O atual procedimento para a alienação de bens penhorados, com a sua venda em hasta pública, também contribui muito para a depreciação dos mesmos. Uma solução para reduzir tal burocracia seria a atribuição da venda do bem penhorado a um profissional habilitado para tanto, como um corretor ou representante comercial, a ser nomeado pelo juiz, conforme indicação do respectivo Conselho Profissional (e, na ausência dele, a entidade que represente os profissionais). Trata-se de procedimento já existente em relação aos bens imóveis (art. 700 do CPC) e a ampliação do âmbito de incidência da referida norma seria de todo saudável para a pretensão do credor, que não ficaria esperando a hasta pública para saber se realizaria ou não seu direito. Os juizados especiais cíveis já adotam sistemática semelhante, como se pode notar do artigo 52, VII da Lei 9.099/95 [18].
Tal regime seria subsidiário ou mesmo concorrente [19] ao atual (utilização de leilões e praças), dependendo de escolha do autor/exeqüente. A adoção de leilões unificados com lances pela Internet também seria de boa índole. Por óbvio que, de uma forma ou de outra, o preço de arremate do bem não poderia ser vil, de forma a prejudicar o Réu/Executado, não podendo, segundo pensamos, ser inferior a 60% (sessenta por cento) do valor de avaliação.

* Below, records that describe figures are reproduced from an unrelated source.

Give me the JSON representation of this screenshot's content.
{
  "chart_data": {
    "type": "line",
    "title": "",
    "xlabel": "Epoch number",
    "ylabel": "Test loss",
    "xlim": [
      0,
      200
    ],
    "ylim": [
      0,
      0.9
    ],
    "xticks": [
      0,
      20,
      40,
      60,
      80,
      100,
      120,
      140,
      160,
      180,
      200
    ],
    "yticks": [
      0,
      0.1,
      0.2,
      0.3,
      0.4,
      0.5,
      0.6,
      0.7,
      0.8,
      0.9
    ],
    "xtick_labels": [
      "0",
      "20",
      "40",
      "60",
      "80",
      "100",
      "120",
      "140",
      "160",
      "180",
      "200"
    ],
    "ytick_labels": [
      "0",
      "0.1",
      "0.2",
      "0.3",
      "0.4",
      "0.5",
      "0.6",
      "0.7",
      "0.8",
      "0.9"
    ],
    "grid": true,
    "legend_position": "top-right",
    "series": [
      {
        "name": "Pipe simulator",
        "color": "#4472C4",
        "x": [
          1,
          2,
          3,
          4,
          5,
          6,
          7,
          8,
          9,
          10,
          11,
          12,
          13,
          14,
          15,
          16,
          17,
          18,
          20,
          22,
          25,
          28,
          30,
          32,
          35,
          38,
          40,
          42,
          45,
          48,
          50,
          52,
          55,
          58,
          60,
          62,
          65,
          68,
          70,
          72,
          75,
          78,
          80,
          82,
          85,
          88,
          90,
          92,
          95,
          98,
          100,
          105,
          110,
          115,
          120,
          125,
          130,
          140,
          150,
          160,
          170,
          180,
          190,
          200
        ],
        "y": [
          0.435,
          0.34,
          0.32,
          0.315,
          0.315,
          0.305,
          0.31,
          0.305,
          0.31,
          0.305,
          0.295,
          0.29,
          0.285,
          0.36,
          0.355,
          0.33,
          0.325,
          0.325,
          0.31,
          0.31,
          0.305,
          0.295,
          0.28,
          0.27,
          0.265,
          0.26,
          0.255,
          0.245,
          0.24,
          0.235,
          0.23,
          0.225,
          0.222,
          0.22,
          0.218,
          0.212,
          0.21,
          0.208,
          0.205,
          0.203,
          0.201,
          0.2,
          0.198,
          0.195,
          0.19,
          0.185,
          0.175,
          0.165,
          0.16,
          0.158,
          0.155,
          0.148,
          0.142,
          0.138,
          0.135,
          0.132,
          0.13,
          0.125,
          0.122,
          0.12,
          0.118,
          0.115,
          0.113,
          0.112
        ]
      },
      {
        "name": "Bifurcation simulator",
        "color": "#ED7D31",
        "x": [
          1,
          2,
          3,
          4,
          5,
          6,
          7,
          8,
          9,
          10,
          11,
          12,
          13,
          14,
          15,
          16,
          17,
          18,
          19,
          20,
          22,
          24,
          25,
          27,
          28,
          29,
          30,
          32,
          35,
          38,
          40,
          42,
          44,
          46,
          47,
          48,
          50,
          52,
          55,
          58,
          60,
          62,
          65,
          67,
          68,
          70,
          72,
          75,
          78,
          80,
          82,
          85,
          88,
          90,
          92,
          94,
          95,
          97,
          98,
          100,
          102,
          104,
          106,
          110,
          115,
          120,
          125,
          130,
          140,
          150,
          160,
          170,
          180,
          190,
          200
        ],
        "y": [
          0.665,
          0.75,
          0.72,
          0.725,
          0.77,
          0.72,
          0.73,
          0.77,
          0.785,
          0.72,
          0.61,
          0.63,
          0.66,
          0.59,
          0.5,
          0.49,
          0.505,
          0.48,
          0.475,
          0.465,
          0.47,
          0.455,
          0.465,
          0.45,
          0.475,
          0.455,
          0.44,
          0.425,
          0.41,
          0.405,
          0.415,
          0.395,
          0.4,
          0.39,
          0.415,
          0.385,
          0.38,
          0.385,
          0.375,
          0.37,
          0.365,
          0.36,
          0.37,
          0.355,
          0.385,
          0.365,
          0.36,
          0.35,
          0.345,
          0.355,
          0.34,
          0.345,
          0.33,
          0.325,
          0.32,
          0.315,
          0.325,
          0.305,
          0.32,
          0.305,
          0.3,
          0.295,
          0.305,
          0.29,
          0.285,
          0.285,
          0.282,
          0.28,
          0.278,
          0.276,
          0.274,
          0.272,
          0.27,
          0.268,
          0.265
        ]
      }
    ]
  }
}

Há que se fazer, ainda, uma releitura do princípio da dignidade do devedor, de forma que o mesmo seja interpretado de acordo com a sua adequação na Ordem Jurídica atual, em contraste com o princípio da satisfatividade do credor, aplicando-se, por demais, a conhecida proporcionalidade.

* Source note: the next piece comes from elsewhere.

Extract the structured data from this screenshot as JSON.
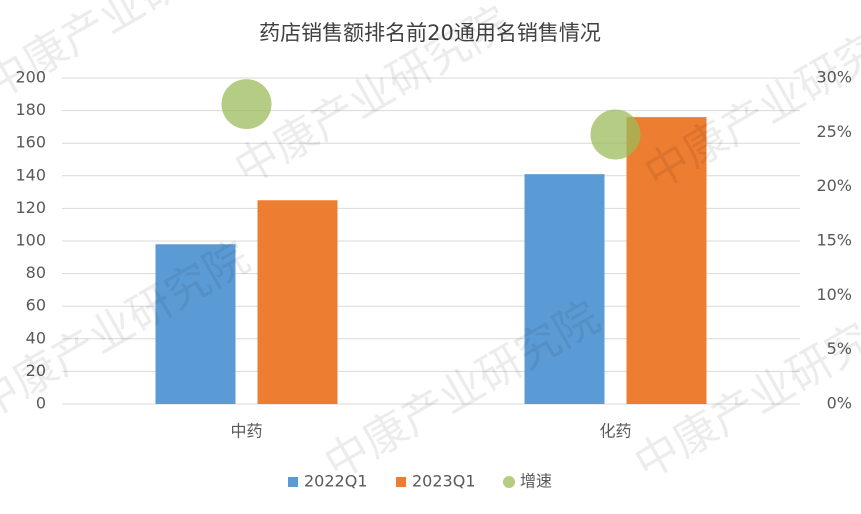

Pensamos que, na atual conjuntura jurídica brasileira, o princípio da dignidade do devedor deve possuir aplicação somente se o executado for hipossuficiente em relação ao credor. A hipossuficiência, que advém do fato de que o devedor sofre sujeição ao credor também no plano do direito material (e não somente no plano processual, como ocorre em toda execução) gera a necessidade, assim, de proteção da dignidade mesma do devedor. Exemplo clássico é a execução movida por Instituições Financeiras, na qual são cobrados juros estratosféricos. Em tais situações, o devedor deve possuir algumas prerrogativas, como forma de contrabalancear, no processo, a desigualdade sofrida no plano material. Nas demais situações, em que não haja hipossuficiência, deve o princípio da satisfatividade do credor prevalecer, posto que voltado mesmo à preservação da segurança jurídica.
Uma última sugestão seria conferir a todos os Oficiais de Justiça a aptidão de avaliadores, como ocorre na Justiça Federal. De tal maneira, não há necessidade de paralisação do processo para que se proceda à avaliação por perito.